The Daily Telegraph ran a piece in its defence; The Guardian, meanwhile, did not comment at all, supposing that the 500th anniversary of the Reformation was a more significant moment in world history.

 

THE Swedish Lutheran Church was in trouble of its own: it has a staff of 64 in the com­­mun­ica­­­tions department, 63 of whom failed to stop the other one from tweeting out an animated gif of a Baroque Jesus twinkling with his fingers with the caption “When Taco Friday finally comes around!”

 

THERE was quite a lot of coverage of the curious case of Felix Ngole, a fundamentalist from Cameroon who had been studying for a degree in social work at Sheffield until the university was made aware of one of his post­ings on Facebook.

In this, he had apparently “upheld the bib­lical view of homosexuality”, his barrister, Paul Diamond, said when Mr Ngole sued the uni­versity for throwing him off the course. Now the presence of Mr Diamond on your legal team is not a leading indicator of success: I can’t offhand remember a single case he has won of all the many he has brought, in an attempt to prove that Christians are discriminated against. But it does seem to raise wor­rying issues of principle if remarks made in private discussions on Facebook can be used against you two years later.

Mr Diamond and his employers, Christian Concern, say that there is no point in having the right to freedom of expression if the con­­­sequence of expressing your beliefs is that you lose your job. I would have thought that this depended rather on the beliefs and the job. It is perfectly legal to hold that polygamy is a desirable state of affairs, and that slavery is ordained by God. It is even possible to find biblical passages defending both practices. But to post them as biblical injunctions — or even, more plausibly, as Qur’anic injunctions — that should be obeyed today would disqualify you from teaching or social work.

The words that Mr Ngole posted were nowhere quoted in the reports. If he merely said that the Bible condemned homosexuality, or that he did not believe in gay marriage, I don’t see that that should lead to his losing his job, provided he did not act on these beliefs. If, on the other hand, he argued that God said that homosexuality was an abomination and punishable by death, with the implication that we today should take the same view, then the University of Sheffield was entirely right to conclude that he was unfit to be a social worker.

In a nice twist on debates about “radicalisa­tion”, he is now reported to be working vari­ously as “a supply teacher” and “a teacher of religious education”.

 

JUST how far the Ngole attitude can go was shown by a document put out by the Roman Catholic diocese of Madison, Wisconsin, offering pastoral guidance on the funerals of gay people. The closet is to close over them more completely than the grave. “There should be no mention of the ‘partner’ either by name or by other reference (nor reference to the unnatural union) in any liturgical booklet, prayer card, homily, sermon, talk by the priest, deacon, etc. . .

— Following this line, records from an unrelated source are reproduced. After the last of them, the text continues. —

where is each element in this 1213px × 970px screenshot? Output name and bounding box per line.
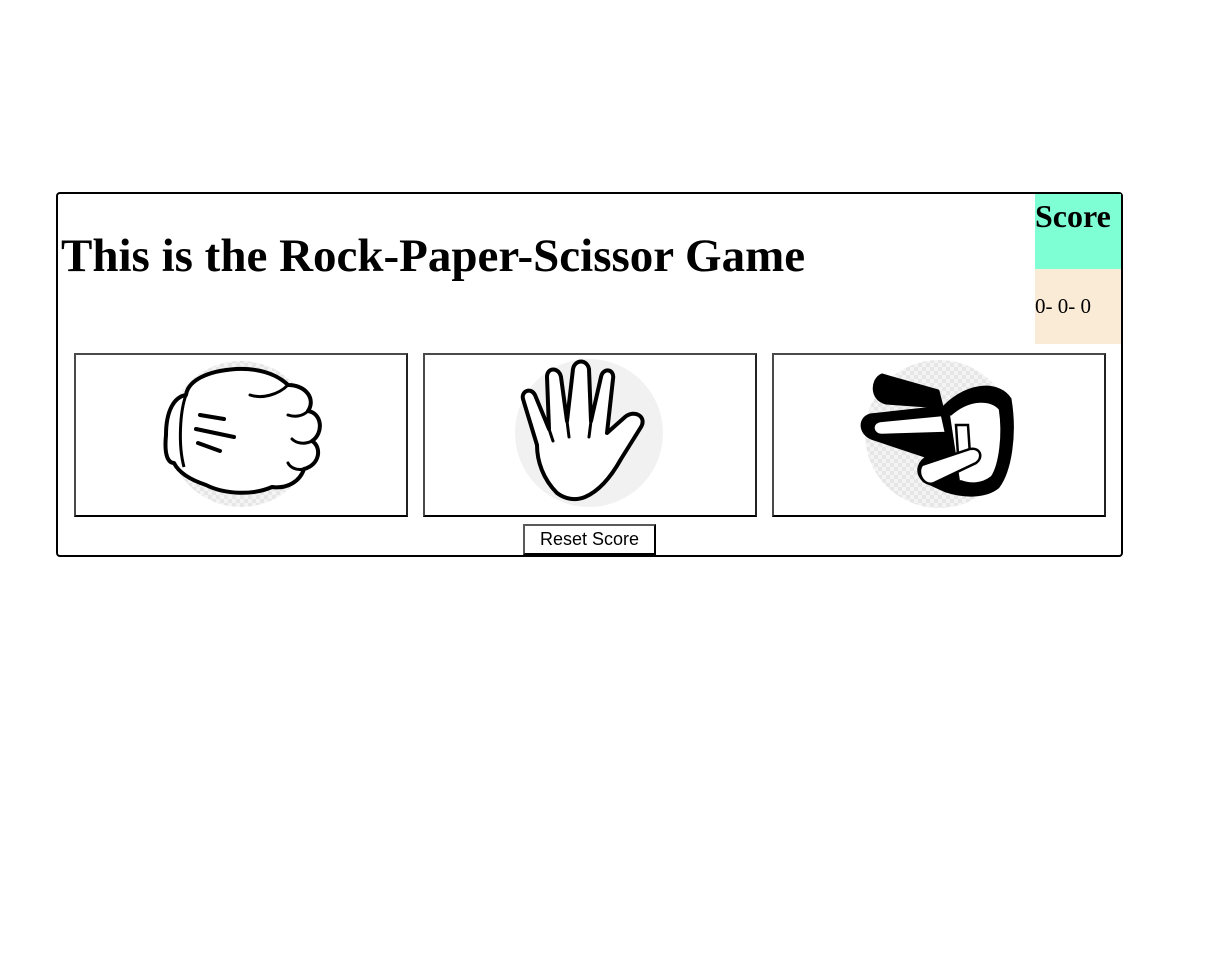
game-container: This is the Rock-Paper-Scissor Game Scor… — [56, 192, 1123, 557]
reset-score-button[interactable]: Reset Score — [523, 524, 656, 555]
scissor-choice-button[interactable] — [772, 353, 1106, 517]
score-header: Score — [1035, 194, 1121, 269]
score-value: 0- 0- 0 — [1035, 269, 1121, 344]
rock-choice-button[interactable] — [74, 353, 408, 517]
paper-choice-button[interactable] — [423, 353, 757, 517]
score-panel: Score 0- 0- 0 — [1035, 194, 1121, 344]
rock-fist-icon — [163, 361, 322, 507]
paper-open-hand-icon — [515, 359, 663, 507]
scissor-two-fingers-icon — [860, 360, 1014, 508]
page-title: This is the Rock-Paper-Scissor Game — [61, 230, 806, 282]
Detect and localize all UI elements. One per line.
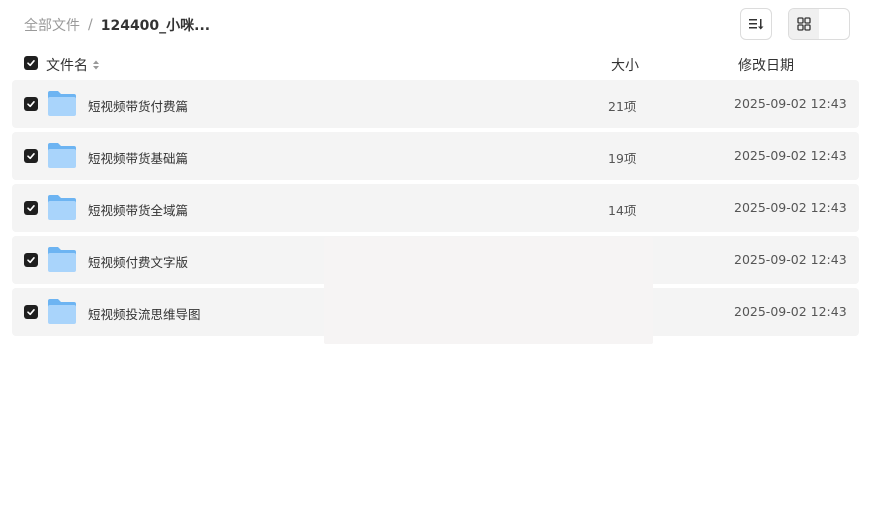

 “A great risk for scandal and confusion is for the name of the celebrating priest and/or the parish to be listed in any public (e.g., newspaper) or semi-public obituary or notice that also lists the predeceased or surviving ‘partner’ in some manner. This can’t happen for obvious reasons.”

Clearly, whoever wrote this knows a lot about the subject.

 

THE New York Times had a fantastically over-written story about the babies who died in a home for unmarried mothers in Tuam, in County Galway. I thought that it was pretty unfair to the Roman Catholic Church, but if you treat unmarried mothers as the diocese of Madison treats gay people, you will rouse hatreds that take centuries to quench. The Pope gets this, as does the Archbishop of Canterbury. But those people calling for a new Reformation over sexuality might remember just how much hatred the last one unleashed into the world.